Well, the blogosphere is lit up tonight with the controversy over Bitch Magazine's removal of titles from their 100 Young Adult Books for the Feminist Reader. First, let me make clear that I'm not posting here to jump onto any bandwagon. This isn't the forum for that although I welcome your comments if you want to comment on that aspect. I'm approaching this post from the SurLaLune viewpoint which is, wow, two of the three removed titles are fairy tale retellings. And they weren't removed for that reason either. I'm just, well, I don't know the emotion, but fascinated is the overwhelming feeling at this point. From the images above you can see that the removed titles are Sisters Red by Jackson Pearce and Tender Morsels by Margo Lanagan. Yes, our January SurLaLune Book Club Pick was removed from the list.
Here's the reasons for their removals by Ashley McAllister:
A couple of us at the office read and re-read Sisters Red, Tender Morsels and Living Dead Girl this weekend. We’ve decided to remove these books from the list— Sisters Red because of the victim-blaming scene that was discussed earlier in this post, Tender Morsels because of the way that the book validates (by failing to critique or discuss) characters who use rape as an act of vengeance, and Living Dead Girl because of its triggering nature. We still feel that these books have merit and would not hesitate to recommend them in certain instances, but we don’t feel comfortable keeping them on this particular list.Count me fascinated that fairy tales once again have found a way to be in the middle of a controversy. They are lovely, malleable creatures aren't they?
We’ve replaced these books with Howl’s Moving Castle by Diana Wynne Jones, The Blue Sword by Robin McKinley and Tomorrow, When the War Began by John Marsden. Thanks to several commenters who pointed out the need to include these excellent books on our list. I’m excited to add a few more rad girls to our list and I can’t say how happy I am to know that there are WAY more than 100 young adult books out there that tackle sexism, racism, homophobia, etc… while presenting us with amazing young adult characters. Young adult lit has come a long way. We’re really excited to keep talking about feminist-friendly YA books on the blog.

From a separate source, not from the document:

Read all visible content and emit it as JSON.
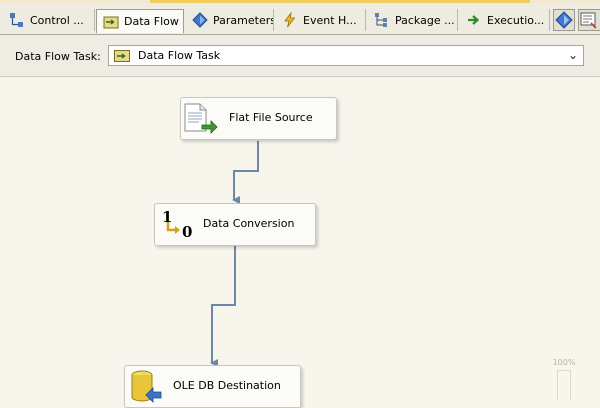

And, no, they weren't the only fairy tale retellings or at least fairy tale influenced novels on the original list either. (I say original because it may change more as authors request their titles to be removed out of protest of the changes.) Here were the other three on the list, some rather surprising. So there were five, now there are three.
And I was fascinated that The Blue Sword was used to replace the removed titles and not McKinley's Deerskin instead. (Which would have at least replaced a fairy tale with a fairy tale, smile.) Deerskin seems a better fit for the original list either way. There is even a comment on the page supporting Deerskin so I wasn't the only one to think this.
And, yikes, there was a comment on the Bitch Magazine page that called LRRH a sexist fairy tale. Ouch. I would love to argue with that, but will simply end this post for now.